As an employee of UBC I occasionally interact with management, but typically on the academic side. Getting a chance to sit at the same table with folks like Ian Burger, Nancy Knight, Andrew Parr, Lisa Colby, and Carole Jolie is really informative.  These are folks who were at one time (or currently are) UBC appointees during my tenure as a Director. They come from all aspects of UBC's middle/upper administrative management.  Their membership on the Board is at the request of UBC.  It is interesting to here the different perspectives of elements of the vast administrative apparatus at UBC. On a personal level I have (for the most part) really enjoyed getting to know these colleagues better.

As a resident community member it's nice to get to know neighbours that one might not meet during the course of our regular day.  For the five elected directors we get a special experience of meeting residents from different social worlds.  This is, I think, the most positive aspect of the UNA experience.  I get an opportunity at least twice a month to meet and learn about my neighbours first hand as we debate community centre policies, discuss volunteer programs, and try and figure out which division of UBC can best answer resident questions.  Though much of what we do takes place behind closed doors, let me assure you it is a very rewarding experience and a privilege to get a chance to better understand the many social worldviews that comprise our residential community.

Recognizing limits and managing expectations is something that (usually) comes with age.

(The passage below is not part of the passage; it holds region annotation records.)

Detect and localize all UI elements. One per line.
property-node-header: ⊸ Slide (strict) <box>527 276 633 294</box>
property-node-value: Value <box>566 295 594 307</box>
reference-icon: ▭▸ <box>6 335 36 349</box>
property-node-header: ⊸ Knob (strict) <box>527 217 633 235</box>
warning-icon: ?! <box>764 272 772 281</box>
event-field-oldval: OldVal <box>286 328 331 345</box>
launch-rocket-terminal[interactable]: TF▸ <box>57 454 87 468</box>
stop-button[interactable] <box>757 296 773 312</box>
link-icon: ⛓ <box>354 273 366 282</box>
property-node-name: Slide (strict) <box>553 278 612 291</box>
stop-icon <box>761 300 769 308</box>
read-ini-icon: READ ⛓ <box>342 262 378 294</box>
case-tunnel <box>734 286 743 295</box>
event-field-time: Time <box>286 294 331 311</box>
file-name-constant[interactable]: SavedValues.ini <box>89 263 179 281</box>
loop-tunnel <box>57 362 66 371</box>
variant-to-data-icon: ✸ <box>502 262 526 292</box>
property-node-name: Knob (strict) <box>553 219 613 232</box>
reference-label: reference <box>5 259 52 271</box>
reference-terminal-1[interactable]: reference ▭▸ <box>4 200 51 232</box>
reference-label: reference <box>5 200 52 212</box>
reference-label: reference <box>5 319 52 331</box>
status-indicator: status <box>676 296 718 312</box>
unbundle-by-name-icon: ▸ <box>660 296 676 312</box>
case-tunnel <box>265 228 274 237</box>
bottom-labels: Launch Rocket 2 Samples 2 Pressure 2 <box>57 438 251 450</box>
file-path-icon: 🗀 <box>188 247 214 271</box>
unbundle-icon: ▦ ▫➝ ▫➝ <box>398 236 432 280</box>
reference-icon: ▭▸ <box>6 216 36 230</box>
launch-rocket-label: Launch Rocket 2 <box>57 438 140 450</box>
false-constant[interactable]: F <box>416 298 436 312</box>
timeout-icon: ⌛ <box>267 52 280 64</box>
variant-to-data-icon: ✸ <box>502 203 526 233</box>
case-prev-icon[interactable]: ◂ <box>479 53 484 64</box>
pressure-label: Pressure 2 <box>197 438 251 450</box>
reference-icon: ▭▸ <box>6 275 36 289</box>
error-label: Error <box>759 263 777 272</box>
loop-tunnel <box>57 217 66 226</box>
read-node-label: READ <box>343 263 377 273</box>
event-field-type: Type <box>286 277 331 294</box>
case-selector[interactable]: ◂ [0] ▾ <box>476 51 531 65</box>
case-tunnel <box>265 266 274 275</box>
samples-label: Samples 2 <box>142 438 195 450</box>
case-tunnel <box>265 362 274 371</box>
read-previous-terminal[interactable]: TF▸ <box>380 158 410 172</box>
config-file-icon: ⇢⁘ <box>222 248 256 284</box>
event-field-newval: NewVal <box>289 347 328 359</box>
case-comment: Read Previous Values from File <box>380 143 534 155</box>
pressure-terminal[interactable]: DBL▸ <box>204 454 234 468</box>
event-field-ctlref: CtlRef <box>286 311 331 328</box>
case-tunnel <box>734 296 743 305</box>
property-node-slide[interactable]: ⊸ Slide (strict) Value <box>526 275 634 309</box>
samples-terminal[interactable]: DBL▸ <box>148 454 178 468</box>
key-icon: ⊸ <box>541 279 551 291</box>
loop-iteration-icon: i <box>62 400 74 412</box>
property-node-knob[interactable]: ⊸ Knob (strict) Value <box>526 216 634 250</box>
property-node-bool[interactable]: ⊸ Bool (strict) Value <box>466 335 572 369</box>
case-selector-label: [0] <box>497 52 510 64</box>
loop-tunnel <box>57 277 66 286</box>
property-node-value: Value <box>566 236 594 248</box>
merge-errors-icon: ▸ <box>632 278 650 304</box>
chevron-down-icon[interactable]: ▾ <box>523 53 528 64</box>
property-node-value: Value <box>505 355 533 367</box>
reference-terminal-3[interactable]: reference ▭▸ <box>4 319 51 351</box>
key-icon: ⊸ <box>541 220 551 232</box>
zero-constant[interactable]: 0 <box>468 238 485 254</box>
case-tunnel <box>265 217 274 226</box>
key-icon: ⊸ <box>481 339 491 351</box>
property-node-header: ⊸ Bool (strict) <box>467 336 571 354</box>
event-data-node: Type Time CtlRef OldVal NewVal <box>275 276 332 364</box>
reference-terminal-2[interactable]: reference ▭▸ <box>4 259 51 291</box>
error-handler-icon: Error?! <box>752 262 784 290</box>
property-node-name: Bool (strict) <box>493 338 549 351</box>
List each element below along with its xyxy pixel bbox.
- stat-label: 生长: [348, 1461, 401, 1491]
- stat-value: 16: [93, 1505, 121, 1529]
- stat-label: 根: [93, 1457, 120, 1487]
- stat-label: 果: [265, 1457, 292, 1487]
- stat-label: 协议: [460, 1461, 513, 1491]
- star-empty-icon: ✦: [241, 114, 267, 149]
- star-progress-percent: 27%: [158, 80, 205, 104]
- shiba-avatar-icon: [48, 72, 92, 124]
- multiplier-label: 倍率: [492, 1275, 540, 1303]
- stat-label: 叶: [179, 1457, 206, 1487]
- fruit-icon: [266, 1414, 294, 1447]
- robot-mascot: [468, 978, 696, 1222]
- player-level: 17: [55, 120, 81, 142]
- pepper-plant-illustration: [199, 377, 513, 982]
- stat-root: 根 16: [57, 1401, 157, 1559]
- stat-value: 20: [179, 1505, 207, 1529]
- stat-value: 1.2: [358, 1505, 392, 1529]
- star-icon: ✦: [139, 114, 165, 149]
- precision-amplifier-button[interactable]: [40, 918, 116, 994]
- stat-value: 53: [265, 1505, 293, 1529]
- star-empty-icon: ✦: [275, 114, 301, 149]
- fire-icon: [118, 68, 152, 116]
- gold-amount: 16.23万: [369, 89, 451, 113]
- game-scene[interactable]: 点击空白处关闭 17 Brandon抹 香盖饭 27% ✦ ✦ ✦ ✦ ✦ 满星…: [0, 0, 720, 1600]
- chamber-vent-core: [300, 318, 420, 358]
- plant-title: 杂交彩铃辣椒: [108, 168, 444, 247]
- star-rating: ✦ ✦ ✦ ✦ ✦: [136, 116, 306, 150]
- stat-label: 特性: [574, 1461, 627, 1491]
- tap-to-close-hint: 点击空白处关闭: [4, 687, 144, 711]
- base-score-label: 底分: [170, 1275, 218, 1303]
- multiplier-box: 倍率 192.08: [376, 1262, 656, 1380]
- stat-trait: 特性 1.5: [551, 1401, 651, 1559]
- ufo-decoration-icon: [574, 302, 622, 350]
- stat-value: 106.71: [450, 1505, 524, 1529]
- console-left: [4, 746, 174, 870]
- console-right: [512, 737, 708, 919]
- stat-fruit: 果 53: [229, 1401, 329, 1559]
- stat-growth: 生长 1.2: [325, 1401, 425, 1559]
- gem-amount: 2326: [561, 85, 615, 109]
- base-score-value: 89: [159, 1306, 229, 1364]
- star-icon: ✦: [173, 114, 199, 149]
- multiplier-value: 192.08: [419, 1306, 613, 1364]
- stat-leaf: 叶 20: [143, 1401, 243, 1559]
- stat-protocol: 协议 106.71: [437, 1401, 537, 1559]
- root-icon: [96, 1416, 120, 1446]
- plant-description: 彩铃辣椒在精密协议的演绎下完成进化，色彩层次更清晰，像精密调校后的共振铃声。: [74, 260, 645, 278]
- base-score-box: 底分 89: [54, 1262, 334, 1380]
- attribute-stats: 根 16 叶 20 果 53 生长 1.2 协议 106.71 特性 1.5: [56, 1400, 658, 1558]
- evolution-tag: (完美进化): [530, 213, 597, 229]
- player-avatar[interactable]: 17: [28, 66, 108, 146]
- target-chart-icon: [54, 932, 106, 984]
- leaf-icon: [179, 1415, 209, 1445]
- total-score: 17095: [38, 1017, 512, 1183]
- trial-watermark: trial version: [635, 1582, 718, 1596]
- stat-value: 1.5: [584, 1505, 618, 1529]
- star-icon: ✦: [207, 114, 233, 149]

When I began this journey my expectations for what I could change clearly exceeded the limitations of the UNA/UBC structure. The UNA is a creation of UBC's BoG and it's development wing. UBC has delegated certain responsibilities and a small bit of authority to the UNA. Effectively the UNA manages two very nice community centres. The UNA is also the conduit though which a portion of resident service levies pass through to pay for services that UBC has committed to manage and deliver.  The UNA is not and can never ever become an effective representative body with real governance capacity.

As will likely become more and more apparent in the near future the UNA has no real control over anything remotely municipal-like.  Half our taxes go to the province directly through rural property taxes (very little of which is controlled or used locally). The calculation for the service levy is outside the control of the UNA and is set by being bench marked to Vancouver's tax rate.  Major municipal services are not actually controlled by the UNA but are either part of Vancouver (Fire Protection, Schools), the province (Policing & roads),  UBC (most community amenities excepting the two UNA community centres), and Metro (waste management rules, water, parks).

I suspect that at some time in the future 5, 10, 15 years from now this area will be part of the City of Vancouver.  The decision won't have come through the UNA - it will be UBC, the Province, and Vancouver that will make that deal.